Dark Matter and Dark Energy Feb 10, 2011
The title Dark Matter refers to the astronomical term for the unknown and invisible matter that is the majority of our universe. Together, dark matter and dark energy make up 96% of the universe and are understood to be the force behind its expansion. Although scientists continue to study and debate the composition of dark matter, there is very little that is currently understood. Inspired by the concept, Crystal writes, “dark matter affects the speed, structure and evolution of galaxies, yet its nature remains a mystery.” Here is a full description of dark matter and dark energy.

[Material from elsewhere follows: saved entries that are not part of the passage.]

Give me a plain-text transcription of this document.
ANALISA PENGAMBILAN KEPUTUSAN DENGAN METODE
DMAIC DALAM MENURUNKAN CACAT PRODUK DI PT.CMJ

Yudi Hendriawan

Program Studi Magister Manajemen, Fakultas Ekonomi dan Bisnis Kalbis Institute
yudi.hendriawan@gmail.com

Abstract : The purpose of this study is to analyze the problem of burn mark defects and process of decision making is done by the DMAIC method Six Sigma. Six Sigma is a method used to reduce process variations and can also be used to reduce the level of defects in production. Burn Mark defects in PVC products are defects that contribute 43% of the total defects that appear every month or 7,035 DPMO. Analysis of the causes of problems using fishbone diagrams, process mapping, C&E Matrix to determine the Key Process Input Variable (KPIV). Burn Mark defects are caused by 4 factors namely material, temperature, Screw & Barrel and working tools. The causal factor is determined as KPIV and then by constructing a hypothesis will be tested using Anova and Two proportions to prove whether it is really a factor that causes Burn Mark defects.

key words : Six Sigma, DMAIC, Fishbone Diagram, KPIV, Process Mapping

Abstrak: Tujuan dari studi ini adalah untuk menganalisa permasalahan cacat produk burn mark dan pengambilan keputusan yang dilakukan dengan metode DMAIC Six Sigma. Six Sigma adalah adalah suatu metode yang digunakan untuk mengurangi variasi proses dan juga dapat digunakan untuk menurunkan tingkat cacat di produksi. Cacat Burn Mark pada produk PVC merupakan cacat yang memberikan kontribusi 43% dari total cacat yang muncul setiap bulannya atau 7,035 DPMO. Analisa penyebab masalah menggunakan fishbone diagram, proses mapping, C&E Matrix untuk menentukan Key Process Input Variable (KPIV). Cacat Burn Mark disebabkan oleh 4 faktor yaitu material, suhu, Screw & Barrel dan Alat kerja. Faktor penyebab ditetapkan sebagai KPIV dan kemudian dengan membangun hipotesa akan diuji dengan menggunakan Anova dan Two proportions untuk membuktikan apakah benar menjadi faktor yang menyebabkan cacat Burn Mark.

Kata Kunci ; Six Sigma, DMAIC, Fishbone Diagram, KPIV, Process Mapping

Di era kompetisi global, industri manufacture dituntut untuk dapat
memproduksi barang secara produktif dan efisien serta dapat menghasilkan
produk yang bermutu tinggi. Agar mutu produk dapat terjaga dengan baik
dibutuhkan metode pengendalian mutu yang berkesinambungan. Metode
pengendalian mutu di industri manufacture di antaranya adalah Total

Although the term “dark matter” was initially coined by Fritz Zwicky in the 1930’s, when evidence for missing mass in galaxies was first discovered, it was the 1998 Hubble Space Telescope that confirmed the universe was expanding at an increased rate and put new scientific focus on dark matter and dark energy. It is believed that dark energy makes up approximately 70% of the universe and dark matter 25%. Most simply, dark energy is what propels the universe to expand, while dark matter is what continues to hold the galaxies intact. Very little else is currently known about the properties of either. The heated scientific race to explain dark matter and dark energy is explored in a new book The Four Percent Universe written by Richard Panek and released in January 2011. We have reprinted a question and answer with Richard Panek below, as it is an excellent laypersons guide to dark matter.
Q: What is the "four percent universe"?
Panek: It’s the universe we’ve always known, the one that consists of everything we see: you, me, Earth, Sun, planets, stars, galaxies.
Q: What’s the other 96 percent?
Panek: The stuff we can’t see in any form whatsoever. At a loss for words, astronomers have given these missing ingredients the names "dark matter" and "dark energy."
Q: What are dark matter and dark energy?
Panek: If you find out, book yourself a flight to Stockholm.
Q: So nobody knows? We're not talking about "dark" as in black holes?
Panek: No. This is "dark" as in unknown for now and possibly forever.